Knox is difficult to implement in an enterprise environment anyway -- when we evaluated MDMs, two vendors flat out said that they were aware of zero customers actually using it
The problem is, of course the security model for Android is a real mess, especially in BYOD scenarios. These garbage 3rd party solutions are there because the platform doesn't provide it.
I was surprised that so many people didn't have patience to think through the logic in that original post. Since there is a function used to derive the key from password, this must be the way Samsung handles the password. This logic doesn't fly.
Not really brutal. It's a PIN code, not a passphrase. Unless those are used with HSMs (like with bank or SIM cards), their only use is to prevent immediate access by non-technical adversary, so there's little point in securing those beyond typical UNIX filesystem permissions (given you're not supposed to have root access or access raw block device, huh).

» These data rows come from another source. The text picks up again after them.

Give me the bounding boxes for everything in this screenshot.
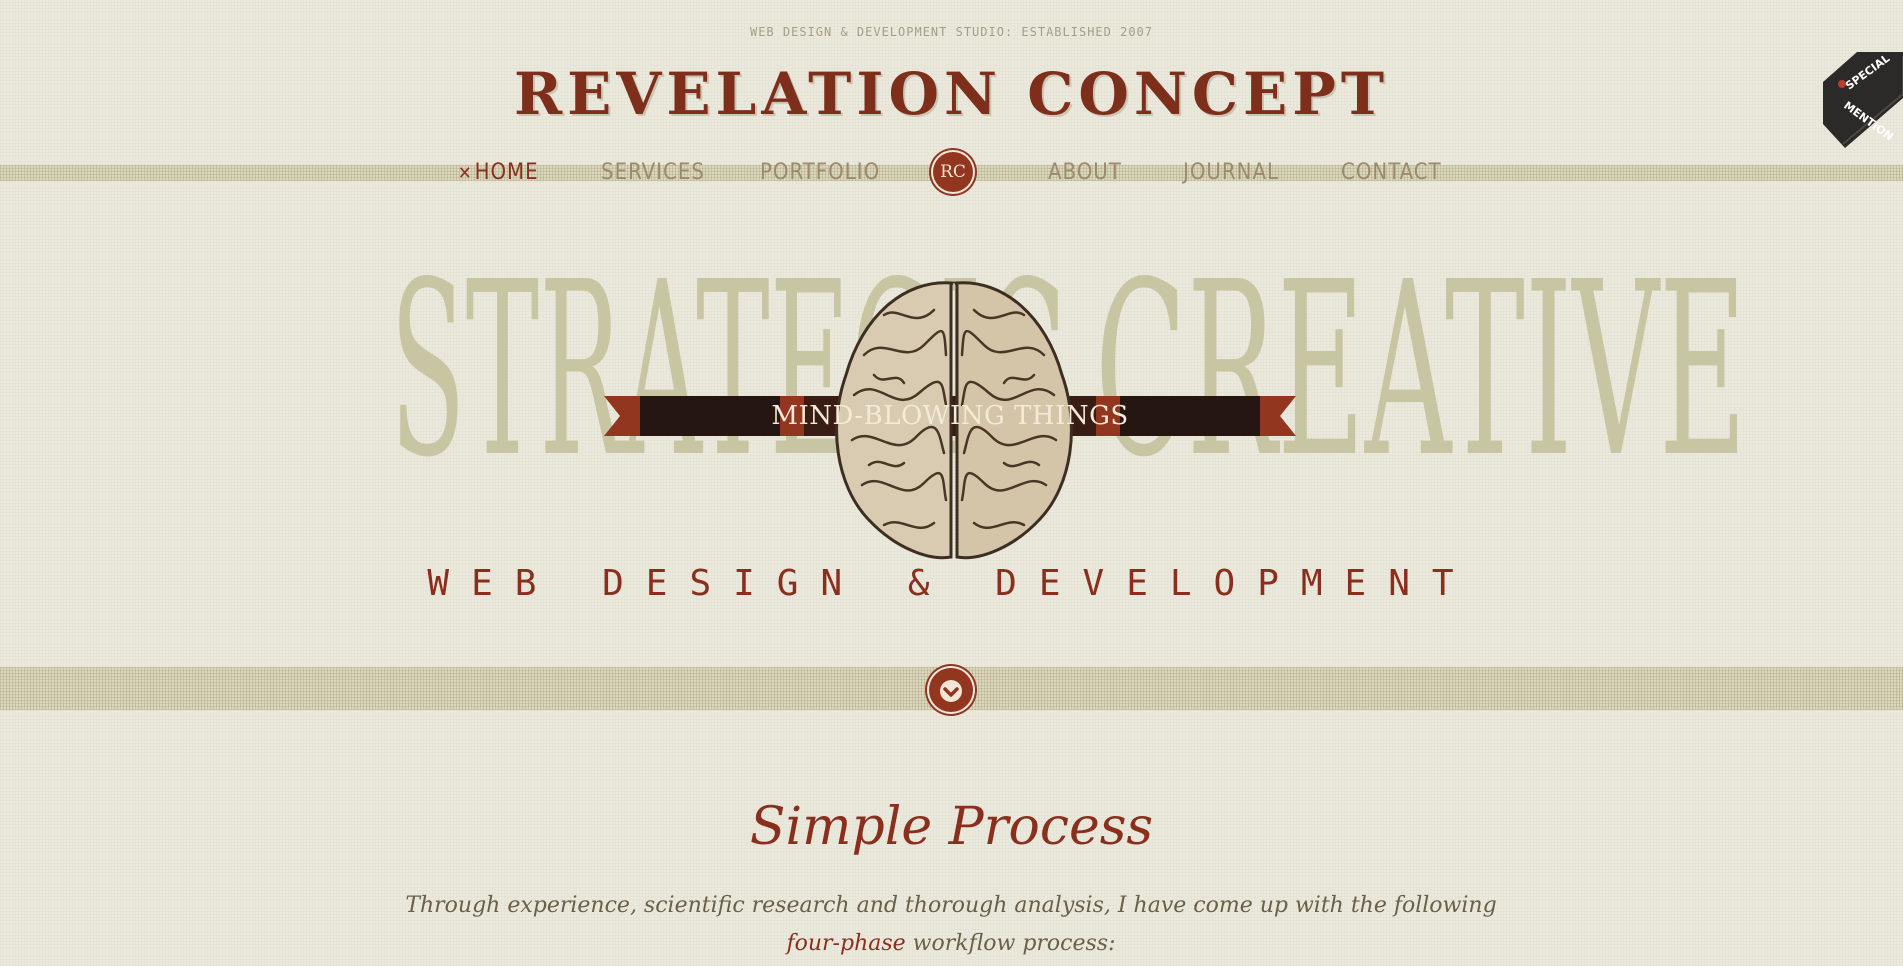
nav-item-home[interactable]: ✕HOME <box>458 160 539 185</box>
nav-item-portfolio[interactable]: PORTFOLIO <box>760 160 880 185</box>
main-nav: ✕HOME SERVICES PORTFOLIO RC ABOUT JOURNA… <box>0 152 1903 196</box>
nav-item-label: HOME <box>474 160 539 185</box>
intro-text-before: Through experience, scientific research … <box>405 893 1497 918</box>
banner-text: MIND-BLOWING THINGS <box>771 401 1129 431</box>
nav-item-label: SERVICES <box>601 160 705 185</box>
active-marker-icon: ✕ <box>458 163 473 184</box>
intro-highlight: four-phase <box>786 931 906 956</box>
chevron-down-icon <box>940 680 962 702</box>
intro-text-after: workflow process: <box>905 931 1116 956</box>
nav-item-label: PORTFOLIO <box>760 160 881 185</box>
nav-item-journal[interactable]: JOURNAL <box>1183 160 1279 185</box>
nav-item-label: JOURNAL <box>1183 160 1280 185</box>
hero-subheading: WEB DESIGN & DEVELOPMENT <box>427 563 1476 604</box>
studio-tagline: WEB DESIGN & DEVELOPMENT STUDIO: ESTABLI… <box>749 25 1153 39</box>
nav-item-about[interactable]: ABOUT <box>1048 160 1122 185</box>
section-title: Simple Process <box>749 797 1154 857</box>
nav-logo-monogram[interactable]: RC <box>933 152 973 192</box>
nav-item-contact[interactable]: CONTACT <box>1341 160 1442 185</box>
site-logo[interactable]: REVELATION CONCEPT <box>0 60 1903 128</box>
special-mention-badge[interactable]: SPECIAL MENTION <box>1823 52 1903 148</box>
nav-item-services[interactable]: SERVICES <box>601 160 705 185</box>
nav-item-label: ABOUT <box>1048 160 1122 185</box>
nav-item-label: CONTACT <box>1341 160 1442 185</box>
process-intro: Through experience, scientific research … <box>398 887 1504 963</box>
hero-word-creative: CREATIVE <box>1095 230 1747 510</box>
scroll-down-button[interactable] <box>929 668 973 712</box>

It's security of your device from yourself. The same kind of security idea that doesn't provide you with root access. The idea is that your company could be able to provide you with an app, but you won't be able to tinker with it. The whole point is, if the thing would work as advertised, the company can consider your device as "secure" and be not afraid of it leaking their data, while still letting you use it.
They tend to provide good hardware features (waterproof, camera, etc.) but they kill it with bad software. Had a few meetings with them a few years ago, and got the impression that they thought software is cheap and not worth improving.